Many pathogens have global distributions, yet must also adapt to infect their hosts in specific local environments. Given that allele exchange between populations from different environments can delay or prevent adaptation through maladapted gene flow, how are local adaptations ever able to emerge and persist? Using a >1000 genome dataset of the global plant pathogen Zymoseptoria tritici, I am working to develop pangenome graph-based methods for genotyping structural variants to test the hypothesis that genome content and organization is under selection to preserve locally adapted genotypes (in prep).

Constraints and drivers of host-microbe interactions

Microbial symbionts like bacteria and fungi are typically studied during interactions with their plant and animal hosts. Yet many microbes spend their lives in both host and non-host environments. Given that adaptations to one environment may come at the expense of adaptations to another, this raises an evolutionary conundrum: how do microbes adapt to survive in non-host environments while also adapting to interact with their hosts? I have developed an independent system to investigate the constraints and drivers of host-associated microbial adaptation using root endophytes—fungi that colonize living plant roots. Endophytes are ideal for addressing these questions because they dominate root microbiomes and often shift between free-living stages and interacting with their hosts as emerging mutualists and pathogens. Yet because many endophytes have cryptic life histories, we know little about their functional impact on plant individuals, populations and communities. One common assumption based on the observation of macro-organisms is that closely related fungi are functionally redundant. I tested this assumption by sampling populations of two closely related lineages of root endophytes from natural forests and measuring differences in their multivariate response to host chemistry. I found that lineages differed in response to certain host metabolites, but that the evolution of specific responses is not constrained by overall metabolic trait architecture, underscoring the modular evolution of plant-fungal interactions (in prep).
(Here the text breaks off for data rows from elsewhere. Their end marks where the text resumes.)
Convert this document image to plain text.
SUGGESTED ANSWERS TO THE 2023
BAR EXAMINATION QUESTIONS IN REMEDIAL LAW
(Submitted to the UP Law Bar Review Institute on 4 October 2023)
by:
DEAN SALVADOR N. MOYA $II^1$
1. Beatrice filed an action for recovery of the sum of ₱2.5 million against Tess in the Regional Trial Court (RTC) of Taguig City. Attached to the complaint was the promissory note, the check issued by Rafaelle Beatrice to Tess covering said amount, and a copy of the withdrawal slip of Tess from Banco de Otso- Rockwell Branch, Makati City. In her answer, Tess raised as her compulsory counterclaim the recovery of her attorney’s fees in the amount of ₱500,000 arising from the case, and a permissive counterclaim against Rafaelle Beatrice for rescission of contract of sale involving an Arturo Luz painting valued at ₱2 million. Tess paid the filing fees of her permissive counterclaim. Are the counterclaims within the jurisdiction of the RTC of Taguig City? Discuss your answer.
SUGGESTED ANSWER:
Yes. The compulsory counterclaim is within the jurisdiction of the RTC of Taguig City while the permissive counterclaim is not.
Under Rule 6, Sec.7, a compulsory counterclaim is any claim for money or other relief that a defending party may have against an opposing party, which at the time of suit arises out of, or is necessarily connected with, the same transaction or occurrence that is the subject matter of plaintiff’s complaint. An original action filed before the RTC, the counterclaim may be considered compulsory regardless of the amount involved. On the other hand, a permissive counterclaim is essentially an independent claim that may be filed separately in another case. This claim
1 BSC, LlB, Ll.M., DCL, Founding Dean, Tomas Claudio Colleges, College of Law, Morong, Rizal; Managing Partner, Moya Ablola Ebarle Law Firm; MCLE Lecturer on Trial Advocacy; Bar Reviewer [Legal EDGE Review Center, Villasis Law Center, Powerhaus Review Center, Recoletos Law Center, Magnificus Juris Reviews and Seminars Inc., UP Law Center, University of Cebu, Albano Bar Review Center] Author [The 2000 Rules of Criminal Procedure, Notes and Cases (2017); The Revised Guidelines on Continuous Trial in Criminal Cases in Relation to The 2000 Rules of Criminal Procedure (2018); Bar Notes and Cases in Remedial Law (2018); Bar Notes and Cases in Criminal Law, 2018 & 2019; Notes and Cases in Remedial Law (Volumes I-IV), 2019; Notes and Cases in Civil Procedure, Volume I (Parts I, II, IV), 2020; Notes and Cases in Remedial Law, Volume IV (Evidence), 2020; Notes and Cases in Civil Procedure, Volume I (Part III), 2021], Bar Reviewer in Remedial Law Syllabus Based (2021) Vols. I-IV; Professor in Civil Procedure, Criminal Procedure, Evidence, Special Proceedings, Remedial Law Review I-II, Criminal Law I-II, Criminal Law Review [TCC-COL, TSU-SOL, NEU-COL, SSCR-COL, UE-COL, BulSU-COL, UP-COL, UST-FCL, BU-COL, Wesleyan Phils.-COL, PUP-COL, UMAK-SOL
I am now investigating the genomic bases of these differences in chemical phenotypes, focusing on the role of genomic architecture in mediating metabolic trait diversification.

Supergenes and the evolution of chemical ecology

Specialized metabolic pathways are critical mediators of species interactions. For example, bacteria and fungi produce and degrade myriad chemicals that act as signals, deterrents and toxins promoting and inhibiting symbiosis. Characterizing metabolic traits and the means through which they evolve therefore provides novel insight into ecological adaptation. However, connecting genotypes to chemical phenotypes is notoriously difficult. A curious feature of many specialized pathways is that the genes encoding these traits are often co-localized in genomes as ‘supergenes’ or metabolic gene clusters. For my PhD, I leveraged this insight to develop novel cluster detection algorithms for investigating the genetic bases of specialized pathways, like the degradation of plant defense compounds, the synthesis of secondary metabolites, and the production of fungal psychoactive compounds. Through additional molecular work, I found evidence that fungal adaptation to plant defense compounds occurs primarily through convergent cluster assembly, as opposed to novel enzymatic functions, highlighting the importance of combinatorial evolution in shaping host-microbe interactions.